American culture is known for its heavy emphasis on physical appearance, therefore it makes sense that the demand for beauty care products is increasing. The use of smartphones coupled with greater internet penetration in rural areas has allowed online retail to extend its reach. Equally as important has been the rise of social media marketing and the creation of beauty trends like contouring, which have become huge financial opportunities for beauty retailers. Additionally, what was once an almost exclusively female-driven market has now expanded to satisfy the growing demand for male grooming products. The mass beauty care market in the U.S., which was valued at $21.09 billion in 2015, is expected to reach $23.97 billion by 2020, with a CAGR of 2.59%.
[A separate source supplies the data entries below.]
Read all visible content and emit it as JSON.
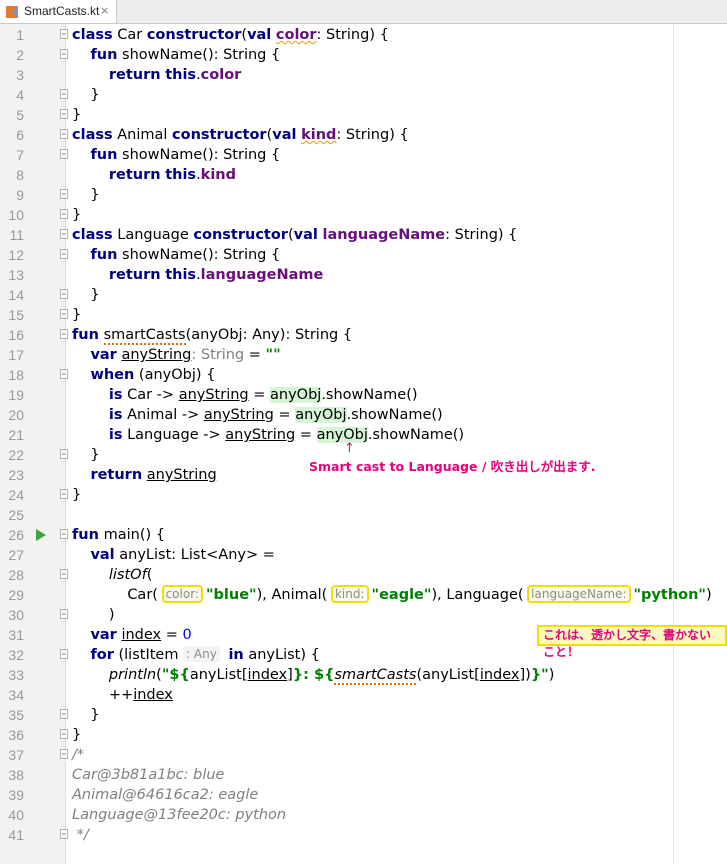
{
  "tab": {
    "filename": "SmartCasts.kt",
    "close": "×"
  },
  "lines": [
    {
      "n": "1"
    },
    {
      "n": "2"
    },
    {
      "n": "3"
    },
    {
      "n": "4"
    },
    {
      "n": "5"
    },
    {
      "n": "6"
    },
    {
      "n": "7"
    },
    {
      "n": "8"
    },
    {
      "n": "9"
    },
    {
      "n": "10"
    },
    {
      "n": "11"
    },
    {
      "n": "12"
    },
    {
      "n": "13"
    },
    {
      "n": "14"
    },
    {
      "n": "15"
    },
    {
      "n": "16"
    },
    {
      "n": "17"
    },
    {
      "n": "18"
    },
    {
      "n": "19"
    },
    {
      "n": "20"
    },
    {
      "n": "21"
    },
    {
      "n": "22"
    },
    {
      "n": "23"
    },
    {
      "n": "24"
    },
    {
      "n": "25"
    },
    {
      "n": "26"
    },
    {
      "n": "27"
    },
    {
      "n": "28"
    },
    {
      "n": "29"
    },
    {
      "n": "30"
    },
    {
      "n": "31"
    },
    {
      "n": "32"
    },
    {
      "n": "33"
    },
    {
      "n": "34"
    },
    {
      "n": "35"
    },
    {
      "n": "36"
    },
    {
      "n": "37"
    },
    {
      "n": "38"
    },
    {
      "n": "39"
    },
    {
      "n": "40"
    },
    {
      "n": "41"
    }
  ],
  "code": {
    "kw_class": "class",
    "kw_constructor": "constructor",
    "kw_val": "val",
    "kw_var": "var",
    "kw_fun": "fun",
    "kw_return": "return",
    "kw_this": "this",
    "kw_when": "when",
    "kw_is": "is",
    "kw_for": "for",
    "kw_in": "in",
    "car": "Car",
    "animal": "Animal",
    "language": "Language",
    "color": "color",
    "kind": "kind",
    "languageName": "languageName",
    "string_type": "String",
    "showName": "showName",
    "smartCasts": "smartCasts",
    "anyObj": "anyObj",
    "any": "Any",
    "anyString": "anyString",
    "empty_str": "\"\"",
    "main": "main",
    "anyList": "anyList",
    "list_any": "List<Any>",
    "listOf": "listOf",
    "blue": "\"blue\"",
    "eagle": "\"eagle\"",
    "python": "\"python\"",
    "index": "index",
    "zero": "0",
    "listItem": "listItem",
    "println": "println",
    "str_open": "\"${",
    "str_mid": "}: ${",
    "str_close": "}\"",
    "inc": "++",
    "cmt_open": "/*",
    "out1": "Car@3b81a1bc: blue",
    "out2": "Animal@64616ca2: eagle",
    "out3": "Language@13fee20c: python",
    "cmt_close": " */"
  },
  "hints": {
    "string": "String",
    "color": "color:",
    "kind": "kind:",
    "languageName": "languageName:",
    "any": ": Any"
  },
  "notes": {
    "arrow": "↑",
    "smart_cast": "Smart cast to Language / 吹き出しが出ます.",
    "warning": "これは、透かし文字、書かないこと！"
  },
  "colors": {
    "keyword": "#000080",
    "field": "#660e7a",
    "string": "#008000",
    "number": "#0000ff",
    "annotation": "#e6007e",
    "highlight_box": "#f0e000",
    "smartcast_bg": "#d6f5d6"
  }
}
The beauty care market is divided into two segments: mass beauty care and premium beauty care. Mass beauty care, which makes up 61.77% of the market, is targeted to those in the lower and middle class income categories, whereas premium beauty care, which makes up 38.23%, targets the upper income class. However, with so many options and such a wide range of price points, the market is not so clear-cut. Further, with social media, magazines, and beauty influencers promoting both high and low end products, even consumers in the upper income category are now more likely to purchase a combination of both.
While initially dominated by large corporations, the mass beauty care market is now seeing a new kind of a player; one that is health and environmentally conscious and caters to specific consumer needs. Smaller, niche brands are making their way into the beauty care space by offering quality products that are free of things like dyes, parabens, sulfates, etc., addressing the concerns of consumers who are increasingly aware of ingredients and their impact. Big players like L’Oréal are realizing that in order to satisfy the increasing awareness of today’s consumers, they also need to provide these kinds of alternatives.
The market has also witnessed another interesting sales trend: the subscription model. Companies like Sephora offer boxes with deluxe samples of products for a small subscription fee. Not only do the subscriptions themselves produce a financial benefit, but those who purchase the boxes are more likely purchase full size versions in-store or online, thus driving sales.